Friday, July 04, 2014

How to Build a Girl by Caitlin Moran review – a Portnoy's Complaint for girls

Caitlin Moran's coming-of-age novel left Zoe Williams crying with laughter
Caitlin Moran
Funny? That’s just the start … Caitlin Moran. Photograph: IBL/Rex Features

Often when a book comes along to which the phrase "coming-of-age" attaches, particularly if it's the product of my own gender and era, I set my face and aspect politely, readying, not to enjoy it, but to look as though I do, because I would hate to be one of those people from whom criticism might appear to be sour grapes or cynicism. This book has broken me for that; I was rocking with laughter in the library, crying with love on the tube. It has a Seinfeld-effect, where sheer buildup of amusement invests even the simplest word – "penis", "dry-cleaner" – with explosive power. It turns out I don't hate romans a clef after all. I just hadn't met the right roman a clef.
    This is the story of a young girl, Johanna Morrigan, in Wolverhampton, growing up extremely poor with a feckless, alcoholic father and a mother with postnatal depression. She becomes a music journalist by the age of 17. It is impossible to ignore how much territory it shares with Moran's own life. There's a cocky disclaimer at the start – "this is a novel and it is all fictitious", as though anyone sifting it for clues would be guilty of failing to understand what "novel" means – but I admired the brio of that. She may as well have said, "screw you; think what you like".

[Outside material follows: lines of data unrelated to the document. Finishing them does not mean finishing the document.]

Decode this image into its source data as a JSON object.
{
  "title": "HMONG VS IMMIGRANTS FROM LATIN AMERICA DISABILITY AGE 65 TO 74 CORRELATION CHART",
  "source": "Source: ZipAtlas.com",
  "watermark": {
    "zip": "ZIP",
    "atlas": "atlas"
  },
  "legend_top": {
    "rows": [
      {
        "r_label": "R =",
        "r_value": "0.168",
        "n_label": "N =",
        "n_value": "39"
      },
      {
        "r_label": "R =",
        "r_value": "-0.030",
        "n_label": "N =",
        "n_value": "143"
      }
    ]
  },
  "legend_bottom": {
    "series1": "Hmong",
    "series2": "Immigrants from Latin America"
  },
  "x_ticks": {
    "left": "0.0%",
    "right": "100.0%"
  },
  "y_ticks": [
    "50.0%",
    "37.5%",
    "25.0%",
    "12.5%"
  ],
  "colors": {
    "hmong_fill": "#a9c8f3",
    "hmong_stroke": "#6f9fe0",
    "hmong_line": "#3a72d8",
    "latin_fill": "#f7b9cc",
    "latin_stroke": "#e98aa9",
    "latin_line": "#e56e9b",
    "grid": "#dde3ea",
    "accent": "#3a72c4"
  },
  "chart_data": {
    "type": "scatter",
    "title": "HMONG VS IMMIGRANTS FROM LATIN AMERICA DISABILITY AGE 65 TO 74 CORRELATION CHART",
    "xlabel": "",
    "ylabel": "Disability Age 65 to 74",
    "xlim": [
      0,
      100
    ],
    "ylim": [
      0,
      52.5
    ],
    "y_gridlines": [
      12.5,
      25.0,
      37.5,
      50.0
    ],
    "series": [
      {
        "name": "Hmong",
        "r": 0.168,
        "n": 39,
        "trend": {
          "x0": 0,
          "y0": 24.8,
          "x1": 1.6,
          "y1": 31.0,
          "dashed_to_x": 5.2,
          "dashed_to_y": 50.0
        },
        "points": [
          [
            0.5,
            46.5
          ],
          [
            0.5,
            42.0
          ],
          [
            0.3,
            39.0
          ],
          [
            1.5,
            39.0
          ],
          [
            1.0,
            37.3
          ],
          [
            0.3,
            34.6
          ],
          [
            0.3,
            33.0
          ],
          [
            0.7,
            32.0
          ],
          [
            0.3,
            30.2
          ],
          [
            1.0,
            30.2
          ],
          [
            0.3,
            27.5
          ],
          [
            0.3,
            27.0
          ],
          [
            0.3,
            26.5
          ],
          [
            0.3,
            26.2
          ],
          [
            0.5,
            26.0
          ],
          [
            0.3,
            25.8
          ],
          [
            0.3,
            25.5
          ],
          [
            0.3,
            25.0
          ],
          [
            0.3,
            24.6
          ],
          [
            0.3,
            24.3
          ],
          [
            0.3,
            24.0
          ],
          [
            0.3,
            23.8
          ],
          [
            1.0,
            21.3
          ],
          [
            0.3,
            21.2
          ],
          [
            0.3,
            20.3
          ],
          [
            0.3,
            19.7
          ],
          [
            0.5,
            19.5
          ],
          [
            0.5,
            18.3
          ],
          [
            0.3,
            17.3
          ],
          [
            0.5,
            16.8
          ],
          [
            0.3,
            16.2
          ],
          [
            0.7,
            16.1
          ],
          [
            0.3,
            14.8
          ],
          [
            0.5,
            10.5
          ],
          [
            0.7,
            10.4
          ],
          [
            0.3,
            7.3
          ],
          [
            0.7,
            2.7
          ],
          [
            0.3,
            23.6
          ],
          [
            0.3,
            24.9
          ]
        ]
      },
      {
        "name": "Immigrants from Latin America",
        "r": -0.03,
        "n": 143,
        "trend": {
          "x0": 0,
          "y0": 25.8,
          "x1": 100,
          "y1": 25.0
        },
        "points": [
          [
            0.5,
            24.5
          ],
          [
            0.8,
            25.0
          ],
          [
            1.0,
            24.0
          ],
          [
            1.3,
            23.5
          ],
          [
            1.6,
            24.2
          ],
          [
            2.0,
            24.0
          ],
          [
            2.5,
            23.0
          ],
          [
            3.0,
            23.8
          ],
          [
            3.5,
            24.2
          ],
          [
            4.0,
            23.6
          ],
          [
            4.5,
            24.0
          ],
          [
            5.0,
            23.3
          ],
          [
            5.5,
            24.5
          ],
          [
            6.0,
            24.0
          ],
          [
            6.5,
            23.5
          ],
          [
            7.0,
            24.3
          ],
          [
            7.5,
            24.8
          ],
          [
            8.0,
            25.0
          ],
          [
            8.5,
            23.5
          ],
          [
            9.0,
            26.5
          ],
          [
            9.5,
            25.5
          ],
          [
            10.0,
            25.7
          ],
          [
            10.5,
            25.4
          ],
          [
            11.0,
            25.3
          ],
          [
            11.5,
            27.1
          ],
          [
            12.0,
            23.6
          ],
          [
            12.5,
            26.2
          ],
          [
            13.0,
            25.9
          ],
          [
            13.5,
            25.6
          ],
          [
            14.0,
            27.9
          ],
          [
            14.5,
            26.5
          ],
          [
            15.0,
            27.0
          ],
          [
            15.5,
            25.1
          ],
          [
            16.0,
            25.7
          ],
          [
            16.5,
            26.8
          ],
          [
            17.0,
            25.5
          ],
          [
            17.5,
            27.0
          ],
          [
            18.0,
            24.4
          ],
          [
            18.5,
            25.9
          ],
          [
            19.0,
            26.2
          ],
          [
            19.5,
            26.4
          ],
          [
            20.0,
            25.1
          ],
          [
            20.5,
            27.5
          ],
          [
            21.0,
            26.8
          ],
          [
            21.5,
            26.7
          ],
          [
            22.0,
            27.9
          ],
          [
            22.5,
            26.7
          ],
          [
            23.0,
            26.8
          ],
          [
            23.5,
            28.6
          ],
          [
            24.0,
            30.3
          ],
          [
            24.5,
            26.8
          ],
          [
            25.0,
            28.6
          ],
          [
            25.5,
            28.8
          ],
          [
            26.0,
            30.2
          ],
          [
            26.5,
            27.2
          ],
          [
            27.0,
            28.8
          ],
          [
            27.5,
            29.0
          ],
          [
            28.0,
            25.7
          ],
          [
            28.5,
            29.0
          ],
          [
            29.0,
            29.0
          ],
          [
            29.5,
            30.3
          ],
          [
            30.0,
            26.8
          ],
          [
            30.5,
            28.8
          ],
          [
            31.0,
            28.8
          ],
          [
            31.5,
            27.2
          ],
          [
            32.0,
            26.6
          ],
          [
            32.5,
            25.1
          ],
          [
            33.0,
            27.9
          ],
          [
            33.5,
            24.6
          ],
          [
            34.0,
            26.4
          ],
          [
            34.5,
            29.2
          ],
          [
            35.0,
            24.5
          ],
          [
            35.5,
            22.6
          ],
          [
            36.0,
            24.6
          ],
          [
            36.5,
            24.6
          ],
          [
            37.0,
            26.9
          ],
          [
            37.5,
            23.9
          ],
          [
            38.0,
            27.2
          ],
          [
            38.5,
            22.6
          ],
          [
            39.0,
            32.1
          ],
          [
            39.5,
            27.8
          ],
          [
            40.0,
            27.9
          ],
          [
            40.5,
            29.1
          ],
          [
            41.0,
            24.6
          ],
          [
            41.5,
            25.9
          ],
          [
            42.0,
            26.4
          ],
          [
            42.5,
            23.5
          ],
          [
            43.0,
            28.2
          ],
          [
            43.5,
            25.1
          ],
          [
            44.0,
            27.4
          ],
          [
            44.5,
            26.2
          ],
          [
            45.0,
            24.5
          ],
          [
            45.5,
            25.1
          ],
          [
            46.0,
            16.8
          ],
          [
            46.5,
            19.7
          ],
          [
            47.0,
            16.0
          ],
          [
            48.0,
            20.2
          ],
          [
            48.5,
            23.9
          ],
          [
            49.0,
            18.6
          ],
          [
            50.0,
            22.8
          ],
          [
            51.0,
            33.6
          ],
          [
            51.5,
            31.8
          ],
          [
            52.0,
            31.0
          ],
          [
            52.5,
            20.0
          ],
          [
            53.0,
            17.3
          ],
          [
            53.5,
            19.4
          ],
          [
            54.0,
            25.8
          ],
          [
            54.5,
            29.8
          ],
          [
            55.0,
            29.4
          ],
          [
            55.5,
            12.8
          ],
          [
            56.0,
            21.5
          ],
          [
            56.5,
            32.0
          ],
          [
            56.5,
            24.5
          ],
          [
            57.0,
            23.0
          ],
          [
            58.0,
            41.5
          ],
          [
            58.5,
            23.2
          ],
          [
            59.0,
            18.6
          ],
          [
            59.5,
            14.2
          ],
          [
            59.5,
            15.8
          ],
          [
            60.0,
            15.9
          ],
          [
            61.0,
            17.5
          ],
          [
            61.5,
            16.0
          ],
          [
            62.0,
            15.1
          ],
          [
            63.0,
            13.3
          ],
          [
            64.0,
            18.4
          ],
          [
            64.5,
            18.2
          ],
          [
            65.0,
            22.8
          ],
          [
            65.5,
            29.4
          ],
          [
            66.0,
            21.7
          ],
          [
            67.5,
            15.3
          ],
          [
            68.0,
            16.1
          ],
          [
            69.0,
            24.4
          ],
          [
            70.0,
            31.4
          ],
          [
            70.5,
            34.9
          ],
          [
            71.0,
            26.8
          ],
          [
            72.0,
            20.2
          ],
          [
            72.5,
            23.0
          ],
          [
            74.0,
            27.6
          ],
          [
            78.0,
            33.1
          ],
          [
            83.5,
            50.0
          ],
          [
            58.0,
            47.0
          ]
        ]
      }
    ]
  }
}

    Moran is an extremely accomplished comic writer, probably the most up-to-date exemplar of Malcolm Gladwell's 10,000 hours theory of genius. The vigour of her intent is there in every description. The smallest walk-on pisshead will get a line like "his tie looked like it had been put on by an enemy, and was strangling him". The timeline is pin accurate but casually thrown down, as if to say, "well, of course my mother would have compared me to Boutros Boutros-Ghali and not Pérez de Cuéllar, because it was real 1992, and not made-up 1992". A section in which Morrigan wins a poetry competition and appears on local TV is so deftly told that the bullying that comes after it just made me laugh more, guiltily, wishing I could stop.